Cluster-Based Generalized Additive Models Informed by Random Fourier Features
Xin Huang, Jia Li, Jun Yu
TL;DR
This work addresses the tension between predictive accuracy and interpretability in regression by proposing a mixture of generalized additive models (GAMs) guided by random Fourier feature (RFF) representations. An RFF embedding is learned and compressed with PCA, then soft-clustered via a Gaussian mixture model; cluster-specific GAMs are fitted to capture nonlinear effects in each region, with the final predictor a weighted sum over clusters. Empirical results on California Housing, Airfoil Self-Noise, and Bike Sharing show that the proposed approach surpasses classical interpretable baselines and closely tracks or competes with RFF-based methods, while offering transparent, per-cluster nonlinear effects.
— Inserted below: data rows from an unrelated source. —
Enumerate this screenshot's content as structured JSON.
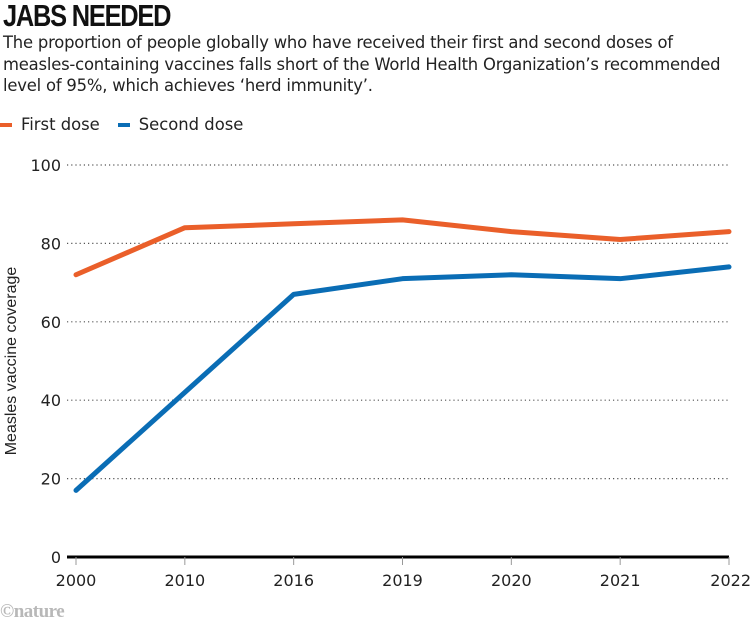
{
  "header": {
    "title": "JABS NEEDED",
    "subtitle": "The proportion of people globally who have received their first and second doses of measles-containing vaccines falls short of the World Health Organization’s recommended level of 95%, which achieves ‘herd immunity’."
  },
  "legend": {
    "items": [
      {
        "label": "First dose",
        "color": "#ea5f2a"
      },
      {
        "label": "Second dose",
        "color": "#0a6db5"
      }
    ]
  },
  "credit": "©nature",
  "chart_data": {
    "type": "line",
    "title": "JABS NEEDED",
    "xlabel": "",
    "ylabel": "Measles vaccine coverage",
    "x": [
      "2000",
      "2010",
      "2016",
      "2019",
      "2020",
      "2021",
      "2022"
    ],
    "ylim": [
      0,
      100
    ],
    "yticks": [
      0,
      20,
      40,
      60,
      80,
      100
    ],
    "grid": "horizontal-dotted",
    "legend_position": "top-left",
    "series": [
      {
        "name": "First dose",
        "color": "#ea5f2a",
        "values": [
          72,
          84,
          85,
          86,
          83,
          81,
          83
        ]
      },
      {
        "name": "Second dose",
        "color": "#0a6db5",
        "values": [
          17,
          42,
          67,
          71,
          72,
          71,
          74
        ]
      }
    ]
  }
}
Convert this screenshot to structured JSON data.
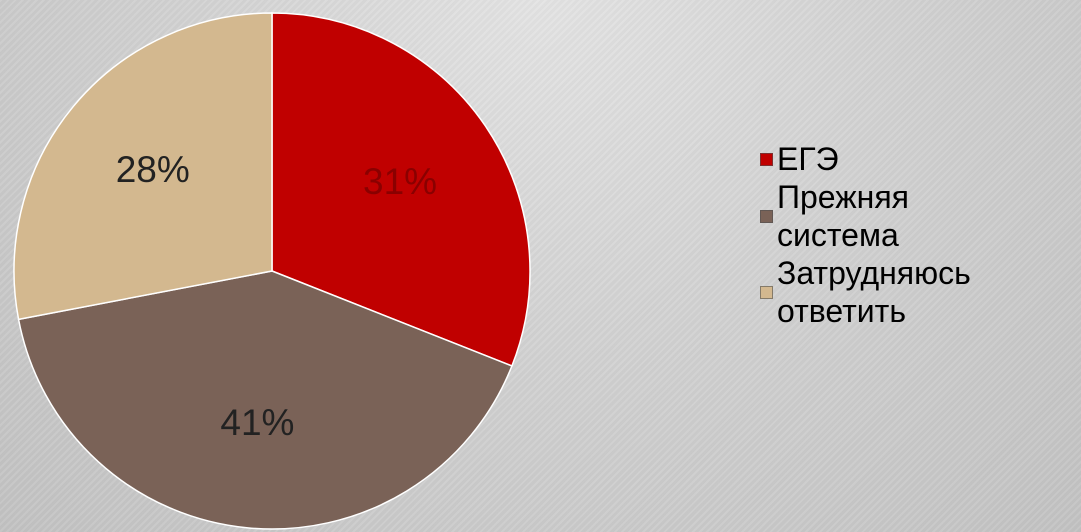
{
  "chart_data": {
    "type": "pie",
    "title": "",
    "categories": [
      "ЕГЭ",
      "Прежняя система",
      "Затрудняюсь ответить"
    ],
    "values": [
      31,
      41,
      28
    ],
    "labels": [
      "31%",
      "41%",
      "28%"
    ],
    "unit": "%",
    "start_angle": "12 o'clock",
    "direction": "clockwise",
    "colors": [
      "#c00000",
      "#7a6257",
      "#d3b88f"
    ],
    "label_colors": [
      "#8a0000",
      "#222222",
      "#222222"
    ],
    "legend_position": "right"
  },
  "legend": {
    "items": [
      {
        "label_lines": [
          "ЕГЭ"
        ],
        "color": "#c00000"
      },
      {
        "label_lines": [
          "Прежняя",
          "система"
        ],
        "color": "#7a6257"
      },
      {
        "label_lines": [
          "Затрудняюсь",
          "ответить"
        ],
        "color": "#d3b88f"
      }
    ]
  }
}
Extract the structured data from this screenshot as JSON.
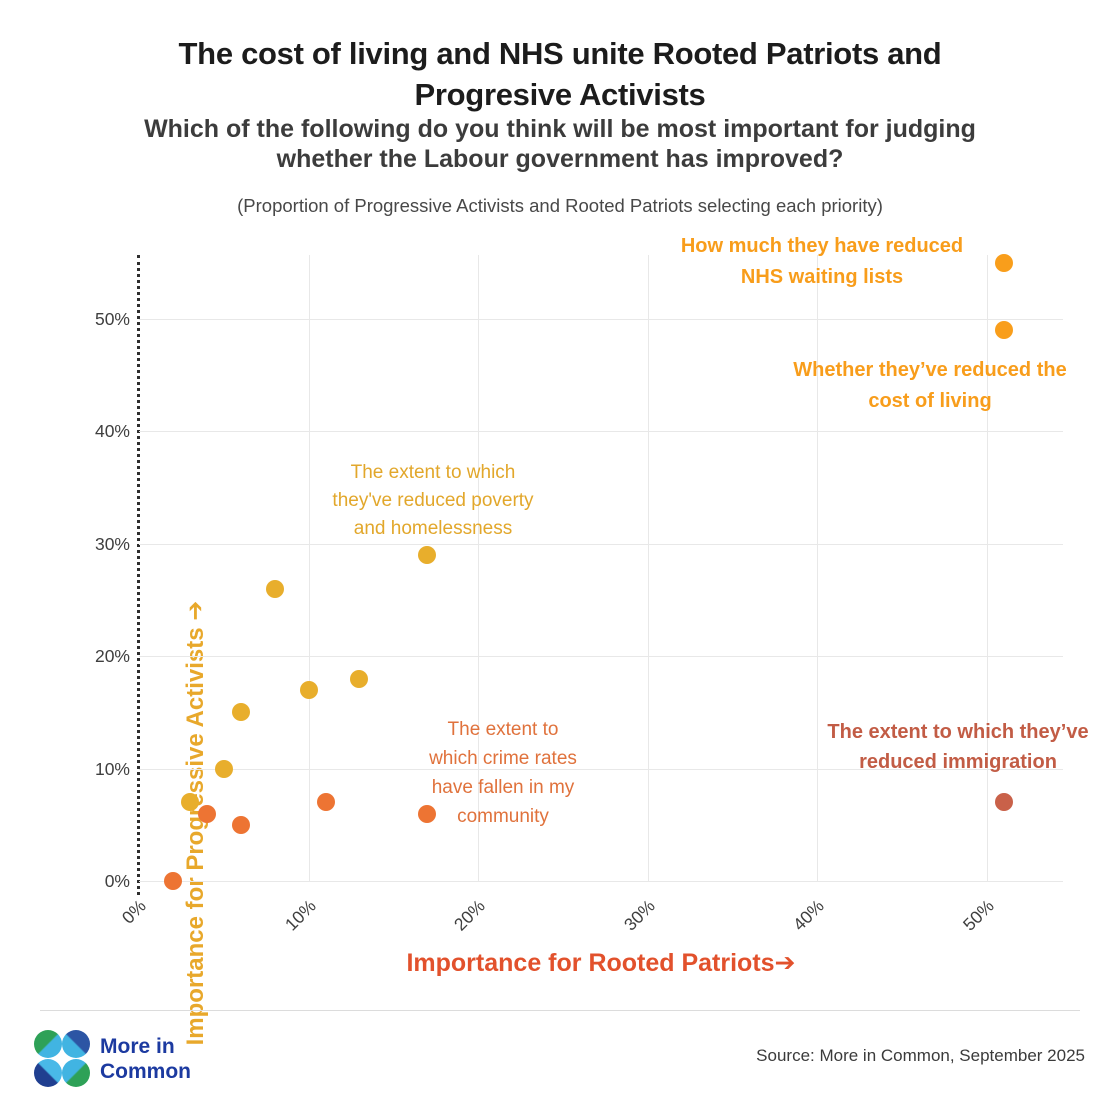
{
  "header": {
    "title": "The cost of living and NHS unite Rooted Patriots and\nProgresive Activists",
    "subtitle": "Which of the following do you think will be most important for judging\nwhether the Labour government has improved?",
    "caption": "(Proportion of Progressive Activists and Rooted Patriots selecting each priority)"
  },
  "chart_data": {
    "type": "scatter",
    "xlabel": "Importance for Rooted Patriots➔",
    "ylabel": "Importance for Progressive Activists ➔",
    "x_ticks": [
      "0%",
      "10%",
      "20%",
      "30%",
      "40%",
      "50%"
    ],
    "y_ticks": [
      "0%",
      "10%",
      "20%",
      "30%",
      "40%",
      "50%"
    ],
    "xlim": [
      0,
      54.5
    ],
    "ylim": [
      0,
      55.7
    ],
    "grid": true,
    "axis_unit": "percent selecting each priority",
    "series": [
      {
        "name": "progressive-activist-leaning-priorities",
        "color": "#e8ae2c",
        "points": [
          [
            3,
            7
          ],
          [
            5,
            10
          ],
          [
            6,
            15
          ],
          [
            8,
            26
          ],
          [
            10,
            17
          ],
          [
            13,
            18
          ],
          [
            17,
            29
          ]
        ]
      },
      {
        "name": "shared-top-priorities",
        "color": "#f99e1b",
        "points": [
          [
            51,
            55
          ],
          [
            51,
            49
          ]
        ]
      },
      {
        "name": "rooted-patriot-leaning-priorities",
        "color": "#ed7433",
        "points": [
          [
            2,
            0
          ],
          [
            4,
            6
          ],
          [
            6,
            5
          ],
          [
            11,
            7
          ],
          [
            17,
            6
          ]
        ]
      },
      {
        "name": "immigration-priority",
        "color": "#c96149",
        "points": [
          [
            51,
            7
          ]
        ]
      }
    ],
    "annotations": [
      {
        "text": "How much they have reduced\nNHS waiting lists",
        "color": "#f89d1b",
        "bold": true,
        "point": [
          51,
          55
        ]
      },
      {
        "text": "Whether they’ve reduced the\ncost of living",
        "color": "#f89d1b",
        "bold": true,
        "point": [
          51,
          49
        ]
      },
      {
        "text": "The extent to which\nthey've reduced poverty\nand homelessness",
        "color": "#e2a72b",
        "bold": false,
        "point": [
          17,
          29
        ]
      },
      {
        "text": "The extent to\nwhich crime rates\nhave fallen in my\ncommunity",
        "color": "#e0723c",
        "bold": false,
        "point": [
          17,
          6
        ]
      },
      {
        "text": "The extent to which they’ve\nreduced immigration",
        "color": "#c25c45",
        "bold": true,
        "point": [
          51,
          7
        ]
      }
    ]
  },
  "footer": {
    "logo_text": "More in\nCommon",
    "source": "Source: More in Common, September 2025"
  }
}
The method provides a principled way to combine representation learning with transparent statistical modeling, yielding interpretable insights such as spatial or spectral structure driving cluster formation.
Abstract
Explainable machine learning aims to strike a balance between prediction accuracy and model transparency, particularly in settings where black-box predictive models, such as deep neural networks or kernel-based methods, achieve strong empirical performance but remain difficult to interpret. This work introduces a mixture of generalized additive models (GAMs) in which random Fourier feature (RFF) representations are leveraged to uncover locally adaptive structure in the data. In the proposed method, an RFF-based embedding is first learned and then compressed via principal component analysis. The resulting low-dimensional representations are used to perform soft clustering of the data through a Gaussian mixture model. These cluster assignments are then applied to construct a mixture-of-GAMs framework, where each local GAM captures nonlinear effects through interpretable univariate smooth functions. Numerical experiments on real-world regression benchmarks, including the California Housing, NASA Airfoil Self-Noise, and Bike Sharing datasets, demonstrate improved predictive performance relative to classical interpretable models. Overall, this construction provides a principled approach for integrating representation learning with transparent statistical modeling.